According to an Associated Press (News - Alert) report, the SEC (News - Alert) is investigating Hurd’s resignation, as the surprising exit triggered an immediate $9 billion drop in the market value of HP. His resignation also involved allegations of sexual harassment and inappropriate sharing of inside information.
While the SEC has declined to comment on the investigation, a spokesperson for Hurd, David Shatterfield, noted that Hurd acted properly in all respects and it is understandable that the SEC is looking into the events that surround his departure, especially given the drop in the value of HP stock.
Wall Street tended to hail Hurd’s five-year reign at HP, although many employees reviled his leadership due to deep job cuts and cost cuts. This environment changed swiftly when former HP marketing contractor, Jodie Fisher, accused him of sexual harassment.
HP’s board reported that they could not find evidence to support the harassment claims, but did find inaccuracies in Hurd’s expense reports for outings with Fisher. The SEC is looking at the expense reports and another Fisher allegation that Hurd told her in advance about HP’s $13.9 billion acquisition of Electronic data Systems in 2008 and the possibility that Hurd destroyed computer evidence.
A person familiar with the story told the Associated Press on Monday that the computer issue involved information the SEC is requiring concerning an HP computer that Hurd kept at his home. The person reported that Hurd had the computer cleaned before returning it to the company in an attempt to protect the privacy of his family.
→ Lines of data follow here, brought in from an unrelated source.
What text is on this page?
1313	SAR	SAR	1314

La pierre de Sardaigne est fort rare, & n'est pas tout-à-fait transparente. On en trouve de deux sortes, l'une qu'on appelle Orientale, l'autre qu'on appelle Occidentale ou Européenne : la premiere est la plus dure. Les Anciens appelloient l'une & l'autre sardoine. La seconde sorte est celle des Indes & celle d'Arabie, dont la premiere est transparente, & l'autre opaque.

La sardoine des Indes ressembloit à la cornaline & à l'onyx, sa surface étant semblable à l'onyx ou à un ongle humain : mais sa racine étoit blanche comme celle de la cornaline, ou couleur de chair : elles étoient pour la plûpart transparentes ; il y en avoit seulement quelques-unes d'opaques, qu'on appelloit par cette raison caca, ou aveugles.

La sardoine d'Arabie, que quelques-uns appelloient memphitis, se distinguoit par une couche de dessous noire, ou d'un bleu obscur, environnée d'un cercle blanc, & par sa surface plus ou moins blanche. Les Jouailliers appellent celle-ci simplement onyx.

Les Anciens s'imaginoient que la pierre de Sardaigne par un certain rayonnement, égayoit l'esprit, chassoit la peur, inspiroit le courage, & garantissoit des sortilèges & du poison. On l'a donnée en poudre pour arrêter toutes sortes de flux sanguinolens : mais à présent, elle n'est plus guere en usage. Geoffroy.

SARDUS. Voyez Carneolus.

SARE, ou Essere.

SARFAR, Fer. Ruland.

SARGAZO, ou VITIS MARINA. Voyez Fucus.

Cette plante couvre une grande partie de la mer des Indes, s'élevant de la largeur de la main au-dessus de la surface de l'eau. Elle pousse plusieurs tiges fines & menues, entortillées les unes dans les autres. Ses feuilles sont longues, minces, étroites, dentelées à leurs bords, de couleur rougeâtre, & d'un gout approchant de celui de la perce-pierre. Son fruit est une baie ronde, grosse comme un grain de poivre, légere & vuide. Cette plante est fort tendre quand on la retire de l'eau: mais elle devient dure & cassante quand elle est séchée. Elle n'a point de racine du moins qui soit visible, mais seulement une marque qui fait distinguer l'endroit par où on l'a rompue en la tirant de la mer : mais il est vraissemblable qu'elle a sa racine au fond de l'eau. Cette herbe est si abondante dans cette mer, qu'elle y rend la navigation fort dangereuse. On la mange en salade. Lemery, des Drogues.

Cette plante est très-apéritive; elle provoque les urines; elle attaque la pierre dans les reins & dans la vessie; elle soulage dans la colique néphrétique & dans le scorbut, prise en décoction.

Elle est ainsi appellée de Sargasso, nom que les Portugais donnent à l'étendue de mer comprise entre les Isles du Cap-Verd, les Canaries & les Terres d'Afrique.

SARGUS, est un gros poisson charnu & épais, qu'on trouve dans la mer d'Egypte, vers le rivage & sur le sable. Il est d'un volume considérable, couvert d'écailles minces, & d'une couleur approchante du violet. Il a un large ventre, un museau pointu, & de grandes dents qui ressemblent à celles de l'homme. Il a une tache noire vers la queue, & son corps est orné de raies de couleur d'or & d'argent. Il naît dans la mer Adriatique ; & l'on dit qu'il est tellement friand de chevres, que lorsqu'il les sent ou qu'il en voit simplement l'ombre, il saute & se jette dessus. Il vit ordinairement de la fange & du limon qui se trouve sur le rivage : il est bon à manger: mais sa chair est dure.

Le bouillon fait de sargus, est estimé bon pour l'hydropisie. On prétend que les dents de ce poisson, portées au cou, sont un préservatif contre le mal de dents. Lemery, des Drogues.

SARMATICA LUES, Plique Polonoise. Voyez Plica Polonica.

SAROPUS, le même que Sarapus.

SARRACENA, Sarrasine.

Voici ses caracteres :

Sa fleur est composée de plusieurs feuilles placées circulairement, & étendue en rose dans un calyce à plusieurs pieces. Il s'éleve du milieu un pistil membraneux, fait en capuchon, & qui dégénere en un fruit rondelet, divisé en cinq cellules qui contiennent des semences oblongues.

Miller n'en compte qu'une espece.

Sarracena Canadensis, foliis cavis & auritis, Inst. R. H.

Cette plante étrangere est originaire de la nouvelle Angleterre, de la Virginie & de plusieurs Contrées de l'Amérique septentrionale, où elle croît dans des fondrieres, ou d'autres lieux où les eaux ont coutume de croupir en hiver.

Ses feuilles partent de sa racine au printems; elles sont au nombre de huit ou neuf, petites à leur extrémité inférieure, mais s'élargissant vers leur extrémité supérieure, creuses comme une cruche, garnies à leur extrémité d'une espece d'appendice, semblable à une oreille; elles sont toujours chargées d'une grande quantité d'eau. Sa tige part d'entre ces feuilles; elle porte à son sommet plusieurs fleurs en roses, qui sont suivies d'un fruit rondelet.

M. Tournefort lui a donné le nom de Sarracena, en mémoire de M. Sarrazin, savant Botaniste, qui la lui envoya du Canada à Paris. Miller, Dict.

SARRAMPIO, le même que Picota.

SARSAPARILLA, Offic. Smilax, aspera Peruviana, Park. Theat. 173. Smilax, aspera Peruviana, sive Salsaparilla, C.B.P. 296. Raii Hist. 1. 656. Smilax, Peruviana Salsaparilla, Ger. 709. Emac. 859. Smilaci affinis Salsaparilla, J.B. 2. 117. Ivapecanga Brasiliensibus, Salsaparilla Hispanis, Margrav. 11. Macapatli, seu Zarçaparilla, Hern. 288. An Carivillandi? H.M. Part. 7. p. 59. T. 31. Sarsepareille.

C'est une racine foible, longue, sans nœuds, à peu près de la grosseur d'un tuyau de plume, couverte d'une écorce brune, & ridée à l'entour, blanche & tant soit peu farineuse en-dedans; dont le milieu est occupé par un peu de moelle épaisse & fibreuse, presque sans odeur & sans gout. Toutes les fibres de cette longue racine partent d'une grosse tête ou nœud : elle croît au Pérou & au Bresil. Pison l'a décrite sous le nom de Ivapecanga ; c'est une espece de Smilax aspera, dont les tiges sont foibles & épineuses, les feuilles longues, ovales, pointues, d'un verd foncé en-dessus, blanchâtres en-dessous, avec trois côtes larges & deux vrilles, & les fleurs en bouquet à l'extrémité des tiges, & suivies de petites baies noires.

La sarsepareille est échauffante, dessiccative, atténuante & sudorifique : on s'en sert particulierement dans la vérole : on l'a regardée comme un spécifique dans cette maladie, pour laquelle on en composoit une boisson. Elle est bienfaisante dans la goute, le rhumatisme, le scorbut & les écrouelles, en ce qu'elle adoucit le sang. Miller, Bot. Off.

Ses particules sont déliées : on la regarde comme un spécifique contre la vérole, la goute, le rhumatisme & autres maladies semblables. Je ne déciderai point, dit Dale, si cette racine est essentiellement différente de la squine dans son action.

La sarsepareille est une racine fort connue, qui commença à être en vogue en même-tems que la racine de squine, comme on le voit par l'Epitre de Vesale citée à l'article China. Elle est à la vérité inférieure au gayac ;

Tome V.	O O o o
Hurd’s severance package also outraged many as he received $12.2 million in a cash payout and exercised options on some $30 million worth of HP stock. He then filed papers to sell the stock. He also gave back restricted stock worth $14 million as part of his settlement with HP to allow him to work at Oracle.
Despite this handsome payout to Hurd and the settlement between him and HP, shareholders have still not recovered.